History excerpted from Baysox website (see link below)
Ryan Keefer - Pitcher
- Armando Benitez, closer for the San Francisco Giants (previously with the Baltimore Orioles, New York Mets, New York Yankees, and Florida Marlins)
- Steve Bechler, relief pitcher who briefly appeared for the Baltimore Orioles and died in spring training in 2003; his death, likely contributed to by ephedra, spurred widespread debate over the drug that resulted in the Food and Drug Administration banning it.
- Erik Bedard, starting pitcher for the Seattle Mariners
- Joe Borowski, closer for the Cleveland Indians
- Daniel Cabrera, starting pitcher for the Baltimore Orioles
- David Dellucci, outfielder for the Cleveland Indians (previously with the Orioles, Arizona Diamondbacks, New York Yankees, Texas Rangers, and the Philadelphia Phillies)
- Jerry Hairston, Jr., second baseman and outfielder for the Chicago Cubs; first third-generation African-American major-leaguer; one of three players traded by the Orioles for Sammy Sosa
- Jeffrey Hammonds, outfielder with the Orioles, Cincinnati Reds, Colorado Rockies, Milwaukee Brewers and Washington Nationals; played in the 2000 All-Star Game.
- Jimmy Haynes, starting pitcher for several major-league teams throughout his career
- Eugene Kingsale, knighted by Queen Beatrix of the Netherlands; announced in games in 2004 as "Sir Eugene Kingsale".
- Adam Loewen, starting pitcher for the Baltimore Orioles
- Nick Markakis, outfielder for the Baltimore Orioles
- Luis Matos, former center fielder for the Baltimore Orioles and Washington Nationals
- Hayden Penn, starting pitcher for the Baltimore Orioles
- Calvin Pickering, first baseman who held the Baysox single-season home run record for several years
- Sidney Ponson, former starting pitcher for the New York Yankees (previously with the Orioles, St.

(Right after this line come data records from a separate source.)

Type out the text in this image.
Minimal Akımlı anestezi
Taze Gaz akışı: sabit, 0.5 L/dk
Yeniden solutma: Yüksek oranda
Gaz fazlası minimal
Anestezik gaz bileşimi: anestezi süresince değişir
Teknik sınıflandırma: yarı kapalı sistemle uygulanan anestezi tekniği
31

Louis Cardinals, and San Francisco Giants); knighted by Queen Beatrix of the Netherlands)
- Chris Ray, closer for the Baltimore Orioles
- Matt Riley, starting pitcher first called up to the Orioles at age 19; later played in the Texas Rangers organization.

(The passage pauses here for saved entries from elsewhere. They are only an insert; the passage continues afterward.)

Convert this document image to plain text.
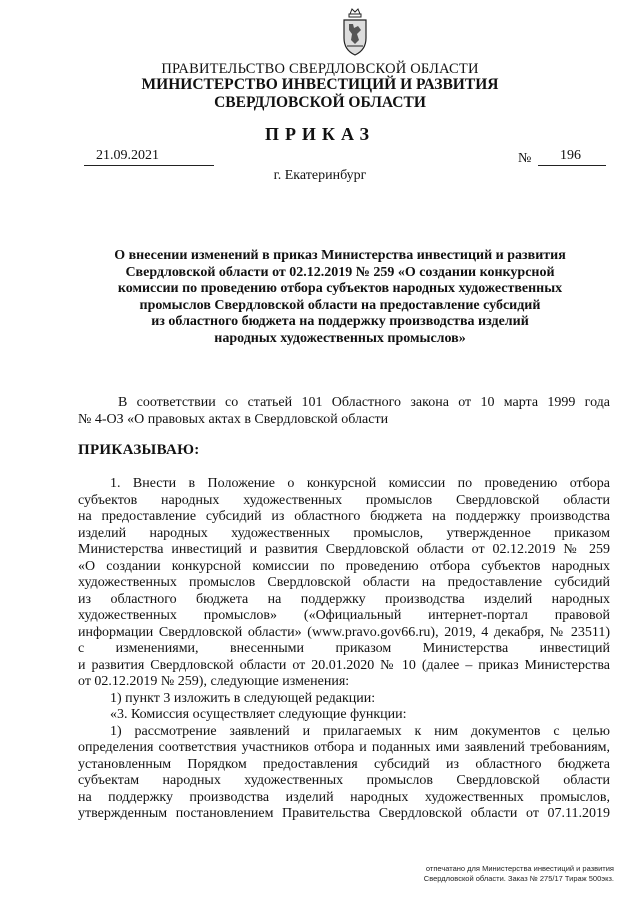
ПРАВИТЕЛЬСТВО СВЕРДЛОВСКОЙ ОБЛАСТИ
МИНИСТЕРСТВО ИНВЕСТИЦИЙ И РАЗВИТИЯ
СВЕРДЛОВСКОЙ ОБЛАСТИ
ПРИКАЗ
21.09.2021	№ 196
г. Екатеринбург
О внесении изменений в приказ Министерства инвестиций и развития
Свердловской области от 02.12.2019 № 259 «О создании конкурсной
комиссии по проведению отбора субъектов народных художественных
промыслов Свердловской области на предоставление субсидий
из областного бюджета на поддержку производства изделий
народных художественных промыслов»
В соответствии со статьей 101 Областного закона от 10 марта 1999 года
№ 4-ОЗ «О правовых актах в Свердловской области
ПРИКАЗЫВАЮ:

1. Внести в Положение о конкурсной комиссии по проведению отбора

субъектов народных художественных промыслов Свердловской области

на предоставление субсидий из областного бюджета на поддержку производства

изделий народных художественных промыслов, утвержденное приказом

Министерства инвестиций и развития Свердловской области от 02.12.2019 № 259

«О создании конкурсной комиссии по проведению отбора субъектов народных

художественных промыслов Свердловской области на предоставление субсидий

из областного бюджета на поддержку производства изделий народных

художественных промыслов» («Официальный интернет-портал правовой

информации Свердловской области» (www.pravo.gov66.ru), 2019, 4 декабря, № 23511)

с изменениями, внесенными приказом Министерства инвестиций

и развития Свердловской области от 20.01.2020 № 10 (далее – приказ Министерства

от 02.12.2019 № 259), следующие изменения:

1) пункт 3 изложить в следующей редакции:

«3. Комиссия осуществляет следующие функции:

1) рассмотрение заявлений и прилагаемых к ним документов с целью

определения соответствия участников отбора и поданных ими заявлений требованиям,

установленным Порядком предоставления субсидий из областного бюджета

субъектам народных художественных промыслов Свердловской области

на поддержку производства изделий народных художественных промыслов,

утвержденным постановлением Правительства Свердловской области от 07.11.2019

отпечатано для Министерства инвестиций и развития
Свердловской области. Заказ № 275/17 Тираж 500экз.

- Brian Roberts, second baseman for the Baltimore Orioles; started at second base for the 2005 American League All-Star team.
- Josh Towers, starting pitcher for the Toronto Blue Jays
- Eli Whiteside, catcher for the Minnesota Twins
- Walter Young, first baseman and designated hitter who holds the Baysox' season record for home runs with 33
- Gregg Zaun, catcher for the Toronto Blue Jays.

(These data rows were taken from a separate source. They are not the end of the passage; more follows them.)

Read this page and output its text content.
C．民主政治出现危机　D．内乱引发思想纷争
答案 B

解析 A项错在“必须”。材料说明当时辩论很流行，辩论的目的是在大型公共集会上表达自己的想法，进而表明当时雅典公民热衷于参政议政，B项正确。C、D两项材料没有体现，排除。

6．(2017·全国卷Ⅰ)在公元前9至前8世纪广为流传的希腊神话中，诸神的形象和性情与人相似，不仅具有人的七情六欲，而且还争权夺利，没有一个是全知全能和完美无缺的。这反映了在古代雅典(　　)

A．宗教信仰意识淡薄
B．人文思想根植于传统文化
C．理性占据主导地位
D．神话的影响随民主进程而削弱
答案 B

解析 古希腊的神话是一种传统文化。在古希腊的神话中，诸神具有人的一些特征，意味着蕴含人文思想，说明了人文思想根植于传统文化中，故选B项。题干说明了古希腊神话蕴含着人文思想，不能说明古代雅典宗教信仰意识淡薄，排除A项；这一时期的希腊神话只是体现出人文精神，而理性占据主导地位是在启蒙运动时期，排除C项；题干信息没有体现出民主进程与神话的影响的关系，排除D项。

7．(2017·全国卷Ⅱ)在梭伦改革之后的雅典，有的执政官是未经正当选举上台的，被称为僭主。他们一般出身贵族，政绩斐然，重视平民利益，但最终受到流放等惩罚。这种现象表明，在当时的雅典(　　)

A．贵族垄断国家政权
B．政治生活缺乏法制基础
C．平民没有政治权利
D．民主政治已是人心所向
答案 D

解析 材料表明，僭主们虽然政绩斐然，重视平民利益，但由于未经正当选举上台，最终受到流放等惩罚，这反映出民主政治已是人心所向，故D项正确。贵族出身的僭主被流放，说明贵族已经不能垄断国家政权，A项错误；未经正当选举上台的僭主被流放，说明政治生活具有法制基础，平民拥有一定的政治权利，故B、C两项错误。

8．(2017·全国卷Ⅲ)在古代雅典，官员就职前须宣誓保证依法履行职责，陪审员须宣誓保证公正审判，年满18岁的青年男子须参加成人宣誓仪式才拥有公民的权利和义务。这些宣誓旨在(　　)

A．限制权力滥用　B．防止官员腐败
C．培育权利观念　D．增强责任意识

Place, except 1993, is finish in Southern Division.
- 1993: 72-68 (3rd in Eastern League), manager Don Buford
- 1994: 84-58 (2nd), manager Pete Mackanin
- 1995: 68-74 (3rd), manager Bob Miscik
- 1996: 54-88 (5th), managers Bob Miscik/Tim Blackwell
- 1997: 75-67 (2nd), manager Joe Ferguson
- 1998: 71-71 (5th), manager Joe Ferguson
- 1999: 70-71 (4th), manager Joe Ferguson
- 2000: 65-77 (5th), manager Andy Etchebarren
- 2001: 59-82 (6th), manager Dave Machemer
- 2002: 55-84 (5th), manager Dave Cash/Dave Stockstill
- 2003: 69-72 (4th), manager Dave Trembley
- 2004: 73-69 (3rd), manager Dave Trembley
- 2005: 74-68 (3rd), manager Don Werner
- 2006: 67-74 (4th), manager Don Werner
- 2007: 72-68 (4th), manager Bien Figueroa
- 2008: 84-58 (1st), manager Brad Komminsk
- 1993 season: Lost to Canton-Akron, 3-2 in first round.
- 1994 season: Lost to Harrisburg, 3-2 in first round.
- 1997 season: Lost to Harrisburg, 3-2 in first round.
- 2008 season: Lost to Akron, 3-1 in first round.